Pereiaslav-Khmelnitskii
Pereiaslav-Khmel’nitskii
(Pereiaslav until 1943; renamed in honor of B. Khmel’nitskii), a city and administrative center of Pereiaslav-Khmel’nitskii Raion, Kiev Oblast, Ukrainian SSR. Situated on the Trubezh River, a tributary of the Dnieper, 28 km from the Pereiaslavskaia railroad station on the Kiev-Poltava line. Population, 24,600 (1974).
Pereiaslav-Khmel’nitskii is first mentioned in the treaty of 911 between Rus’ and Byzantium as Pereiaslav-Russkii. In 992, Prince Vladimir Sviatoslavich built a fortress here. As a border city of the Kievan state, Pereiaslav played an important role in the struggle against the Polovtsians. In the second half of the 11th century, it became the capital of the Pereiaslav Principality and in 1239 it was destroyed by the Mongol Tatars. From the second half of the 16th century, the Pereiaslav regiment was stationed in the city. From 1648 to 1654, Pereiaslav was one of the centers of the Ukrainian people’s national-liberation struggle under the leadership of B. Khmel’nitskii; it was the site of the Pereiaslav Rada (Council) of 1654. In the 18th and 19th centuries the city was an important handicraft and trade center. Soviet power was established in the second half of December 1917. In March 1918, Pereiaslav was occupied by Austro-German troops, detachments of the Ukrainian Directory, and the army led by Denikin. On Dec. 15, 1919, it was liberated by the Red Army. During the Great Patriotic War (1941–45), it was occupied by fascist German troops from Sept. 17, 1941, until it was liberated by the Soviet army on Sept. 22, 1943.
Pereiaslav-Khmel’nitskii has a cheese plant, a fruit cannery, a brickyard, and an essential-oil sovkhoz-plant. It has light-industry enterprises, including a garment factory, a factory producing art objects, and a branch of the Kiev Footwear Production Association. It also has a pedagogical school.

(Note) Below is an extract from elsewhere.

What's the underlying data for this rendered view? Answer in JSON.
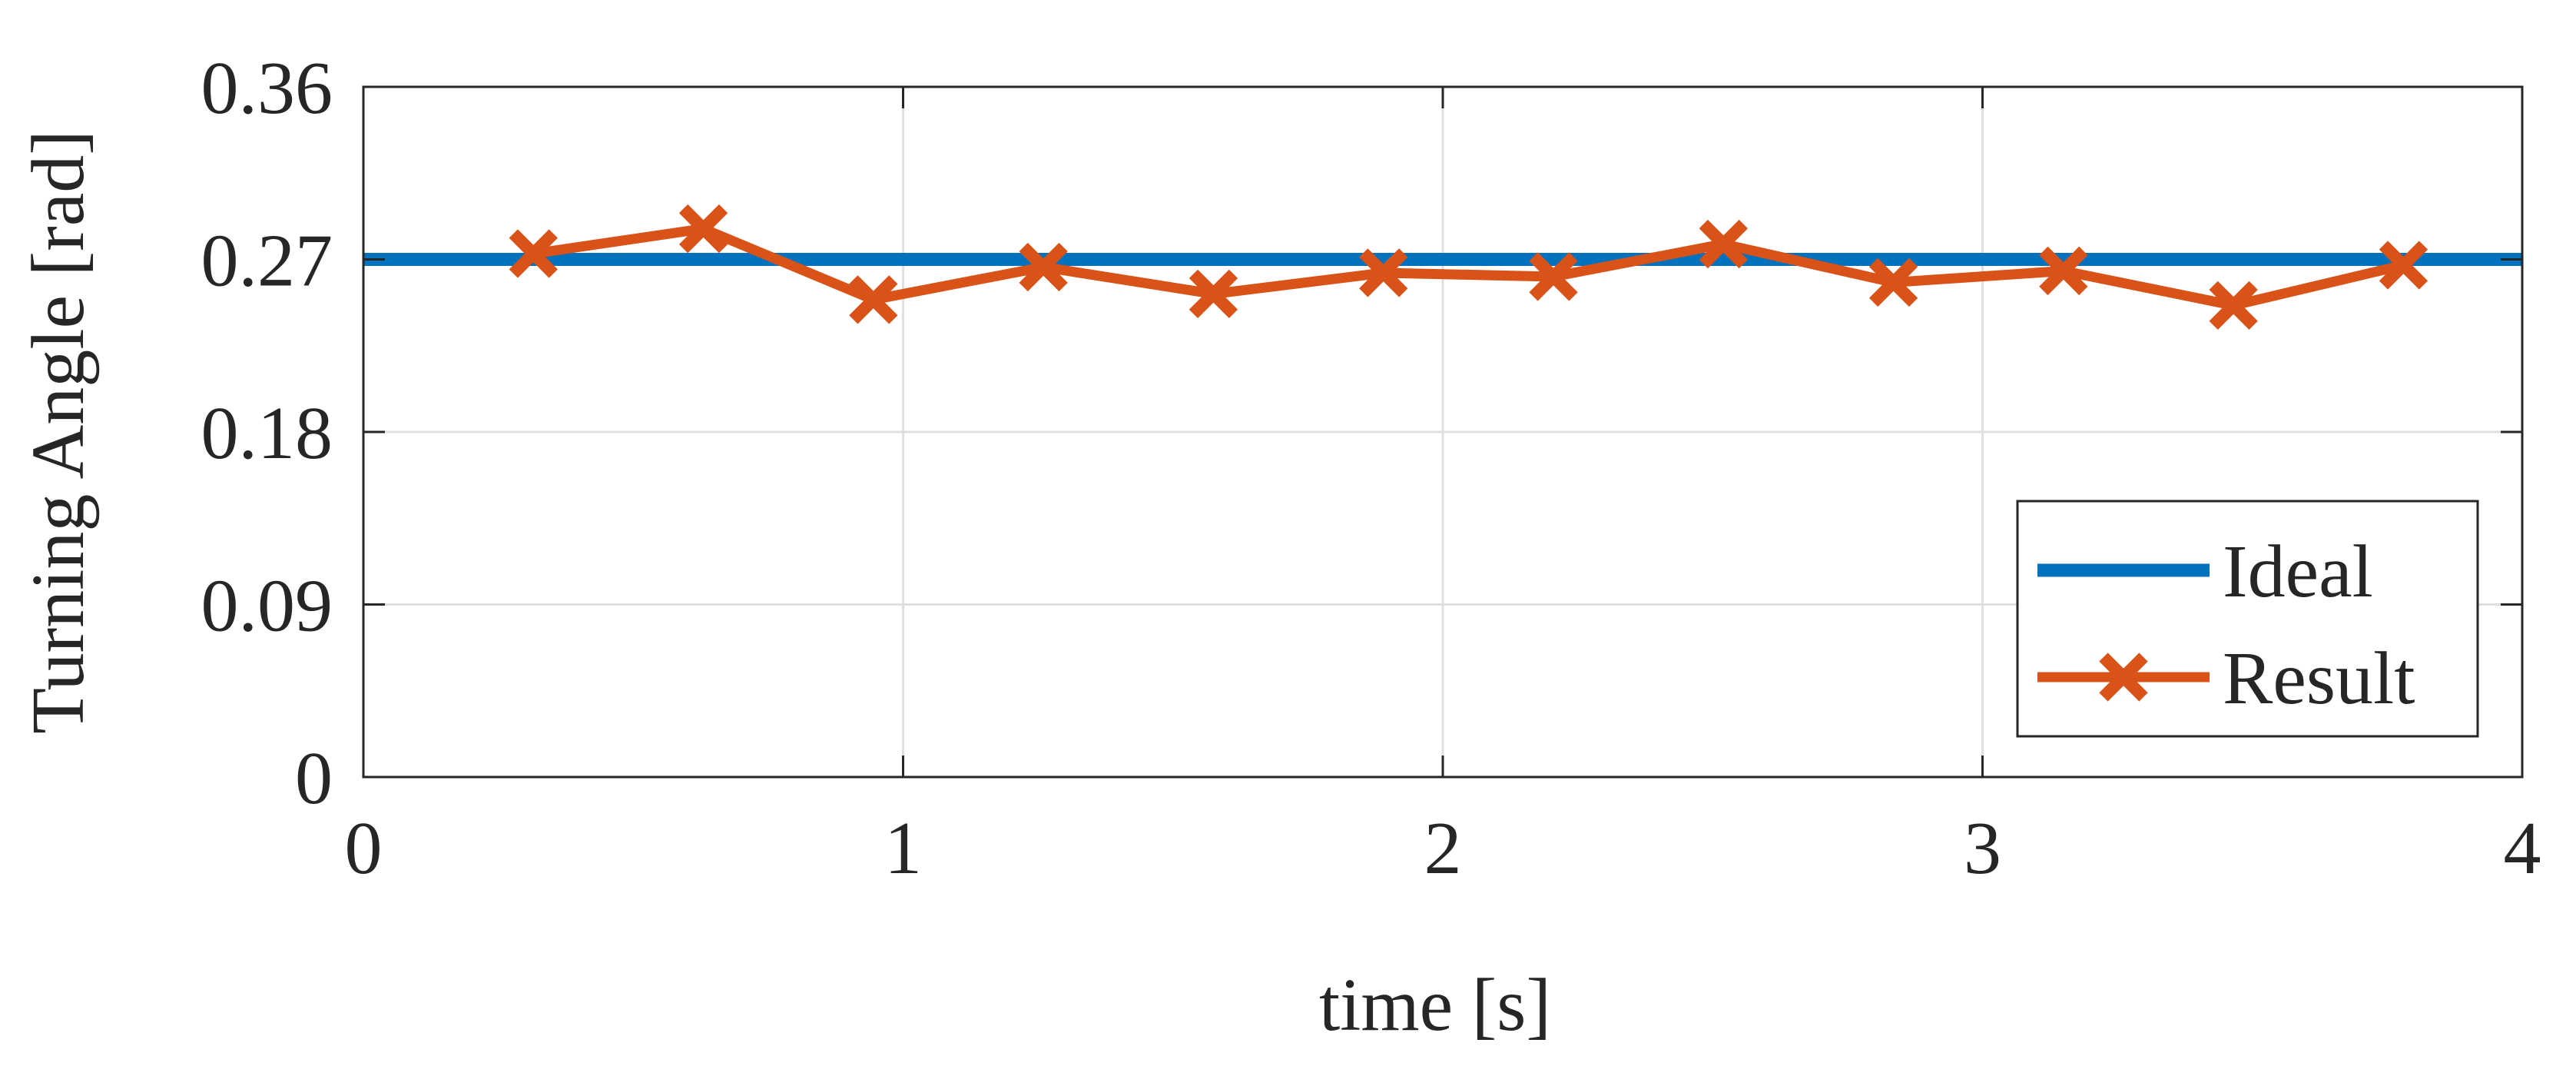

Excavations begun in 1945 have uncovered the remains of 11th- and 12th-century buildings, including an episcopal palace, the Church of St. Michael (constructed in 1089, destroyed by an earthquake in 1230), small churches decorated with frescoes and mosaics, and semisubterranean dwellings with ovens. Archaeologists have studied a late tenth-century earthen wall inlaid with bricks of sun-dried clay that surrounded a citadel and an adjacent merchants’ and artisans’ quarter. They have found fragments of earthenware; various objects of stone, bone, iron, and bronze, including a candlestick and chandelier with prickets; fragments of ceramic water pipes; and other items from the 11th and 12th centuries and later. In a small, early 11th-century building that was both burial vault and church, crypts and slate sarcophagi have been discovered.
Several monasteries have been preserved, including the Mi-khailovskii Monastery (cathedral, 1646–66) and the Voznesen-skii Monastery (cathedral, 1695–1700; school, 18th century). In the 1950’s the city’s center was reconstructed according to plans drawn up in 1953–54 by O. M. Grishchenko, I. L. Dabagian, and other architects. In 1974 approval was given to a general plan for the reconstruction and further development of the historical city, and boundaries were defined for those areas designated as historical-architectural preserves (architects included V. G. Maevskaia and I. S. Sinitskii). There is a monument honoring the 300th anniversary of the Ukraine’s unification with Russia in the city (bronze and granite, 1954; sculptors included V. P. Vinaikin; architect V. G. Gnezdilov).
The city has a historical museum, the G. S. Skovoroda Memorial Museum, and the Museum of Folk Architecture and Culture.